Methods: Quantitative and qualitative data were collected via a digital survey. Theme-based content analysis was performed for qualitative data. Results: The themes that emerged were: the compulsory context; prerequisites for proper use of videoconferencing methods, which are strongly associated with the clinicians´ experiences; changes experienced in specific components of pain rehabilitation; and overarching changes experienced, including opportunities and limitations (sub-themes: therapeutic relationship, system involvement, efficiency, hands-on possibilities, interdisciplinary teamwork, and formalities). Overall, clinicians expressed moderate agreement with the statements that the quality of the pain rehabilitation programme can be maintained using videoconferencing, and that the COVID-19 pandemic offers opportunities for growth and innovation in telehealth.

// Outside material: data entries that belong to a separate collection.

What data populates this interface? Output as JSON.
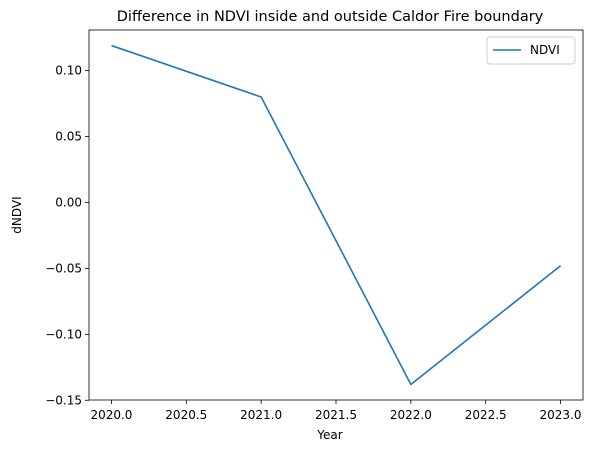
{
  "chart_data": {
    "type": "line",
    "title": "Difference in NDVI inside and outside Caldor Fire boundary",
    "xlabel": "Year",
    "ylabel": "dNDVI",
    "xlim": [
      1.985,
      3.015
    ],
    "ylim": [
      -0.1498,
      0.1308
    ],
    "xticks": [
      2020.0,
      2020.5,
      2021.0,
      2021.5,
      2022.0,
      2022.5,
      2023.0
    ],
    "xtick_labels": [
      "2020.0",
      "2020.5",
      "2021.0",
      "2021.5",
      "2022.0",
      "2022.5",
      "2023.0"
    ],
    "yticks": [
      -0.15,
      -0.1,
      -0.05,
      0.0,
      0.05,
      0.1
    ],
    "ytick_labels": [
      "−0.15",
      "−0.10",
      "−0.05",
      "0.00",
      "0.05",
      "0.10"
    ],
    "x": [
      2020,
      2021,
      2022,
      2023
    ],
    "series": [
      {
        "name": "NDVI",
        "color": "#1f77b4",
        "values": [
          0.119,
          0.08,
          -0.138,
          -0.048
        ]
      }
    ],
    "grid": false,
    "legend": "top-right"
  }
}
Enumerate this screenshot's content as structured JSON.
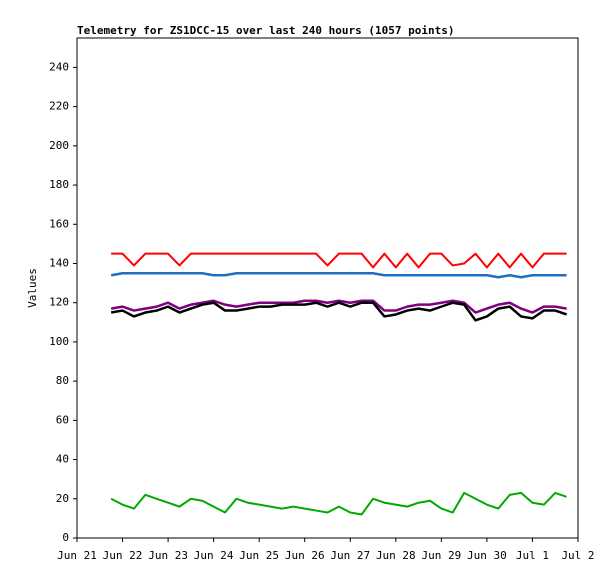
{
  "chart_data": {
    "type": "line",
    "title": "Telemetry for ZS1DCC-15 over last 240 hours (1057 points)",
    "y_label": "Values",
    "xlim": [
      0,
      11
    ],
    "xticks": [
      {
        "value": 0,
        "label": "Jun 21"
      },
      {
        "value": 1,
        "label": "Jun 22"
      },
      {
        "value": 2,
        "label": "Jun 23"
      },
      {
        "value": 3,
        "label": "Jun 24"
      },
      {
        "value": 4,
        "label": "Jun 25"
      },
      {
        "value": 5,
        "label": "Jun 26"
      },
      {
        "value": 6,
        "label": "Jun 27"
      },
      {
        "value": 7,
        "label": "Jun 28"
      },
      {
        "value": 8,
        "label": "Jun 29"
      },
      {
        "value": 9,
        "label": "Jun 30"
      },
      {
        "value": 10,
        "label": "Jul 1"
      },
      {
        "value": 11,
        "label": "Jul 2"
      }
    ],
    "ylim": [
      0,
      255
    ],
    "yticks": [
      0,
      20,
      40,
      60,
      80,
      100,
      120,
      140,
      160,
      180,
      200,
      220,
      240
    ],
    "x": [
      0.75,
      1.0,
      1.25,
      1.5,
      1.75,
      2.0,
      2.25,
      2.5,
      2.75,
      3.0,
      3.25,
      3.5,
      3.75,
      4.0,
      4.25,
      4.5,
      4.75,
      5.0,
      5.25,
      5.5,
      5.75,
      6.0,
      6.25,
      6.5,
      6.75,
      7.0,
      7.25,
      7.5,
      7.75,
      8.0,
      8.25,
      8.5,
      8.75,
      9.0,
      9.25,
      9.5,
      9.75,
      10.0,
      10.25,
      10.5,
      10.75
    ],
    "series": [
      {
        "color": "#ff0000",
        "width": 2,
        "values": [
          145,
          145,
          139,
          145,
          145,
          145,
          139,
          145,
          145,
          145,
          145,
          145,
          145,
          145,
          145,
          145,
          145,
          145,
          145,
          139,
          145,
          145,
          145,
          138,
          145,
          138,
          145,
          138,
          145,
          145,
          139,
          140,
          145,
          138,
          145,
          138,
          145,
          138,
          145,
          145,
          145
        ]
      },
      {
        "color": "#1f6fbf",
        "width": 2.5,
        "values": [
          134,
          135,
          135,
          135,
          135,
          135,
          135,
          135,
          135,
          134,
          134,
          135,
          135,
          135,
          135,
          135,
          135,
          135,
          135,
          135,
          135,
          135,
          135,
          135,
          134,
          134,
          134,
          134,
          134,
          134,
          134,
          134,
          134,
          134,
          133,
          134,
          133,
          134,
          134,
          134,
          134
        ]
      },
      {
        "color": "#800080",
        "width": 2.5,
        "values": [
          117,
          118,
          116,
          117,
          118,
          120,
          117,
          119,
          120,
          121,
          119,
          118,
          119,
          120,
          120,
          120,
          120,
          121,
          121,
          120,
          121,
          120,
          121,
          121,
          116,
          116,
          118,
          119,
          119,
          120,
          121,
          120,
          115,
          117,
          119,
          120,
          117,
          115,
          118,
          118,
          117
        ]
      },
      {
        "color": "#000000",
        "width": 2.5,
        "values": [
          115,
          116,
          113,
          115,
          116,
          118,
          115,
          117,
          119,
          120,
          116,
          116,
          117,
          118,
          118,
          119,
          119,
          119,
          120,
          118,
          120,
          118,
          120,
          120,
          113,
          114,
          116,
          117,
          116,
          118,
          120,
          119,
          111,
          113,
          117,
          118,
          113,
          112,
          116,
          116,
          114
        ]
      },
      {
        "color": "#00aa00",
        "width": 2,
        "values": [
          20,
          17,
          15,
          22,
          20,
          18,
          16,
          20,
          19,
          16,
          13,
          20,
          18,
          17,
          16,
          15,
          16,
          15,
          14,
          13,
          16,
          13,
          12,
          20,
          18,
          17,
          16,
          18,
          19,
          15,
          13,
          23,
          20,
          17,
          15,
          22,
          23,
          18,
          17,
          23,
          21
        ]
      }
    ]
  }
}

Conclusion: It is feasible to provide valid and satisfactory pain rehabilitation via videoconferencing. This study identified facilitators and barriers to the use of videoconferencing, and great potential for integrating aspects of telehealth into standard care after the pandemic.

Lay Abstract

Legislation during the COVID-19 pandemic forced transitioning to remote care to continue pain rehabilitation treatment. In this study, first experiences with interdisciplinary pain rehabilitation by videoconferencing were gathered. Both qualitative and quantitative data were collected from team members of a pain rehabilitation team via a digital survey. Overall, clinicians reported that videoconferencing is a valid way to continue care in times when legalisation does not allow for standard face-to-face care. Furthermore, clinicians see opportunities to integrate aspects of telehealth into standard care after the COVID-19 pandemic. However, several limitations and restrictions have been experienced, such as the lack of a physical examination and questions about long-term effectiveness of the treatment. In addition, further investigation is needed to investigate whether pain rehabilitation provided by videoconferencing reaches quality standards of regular care.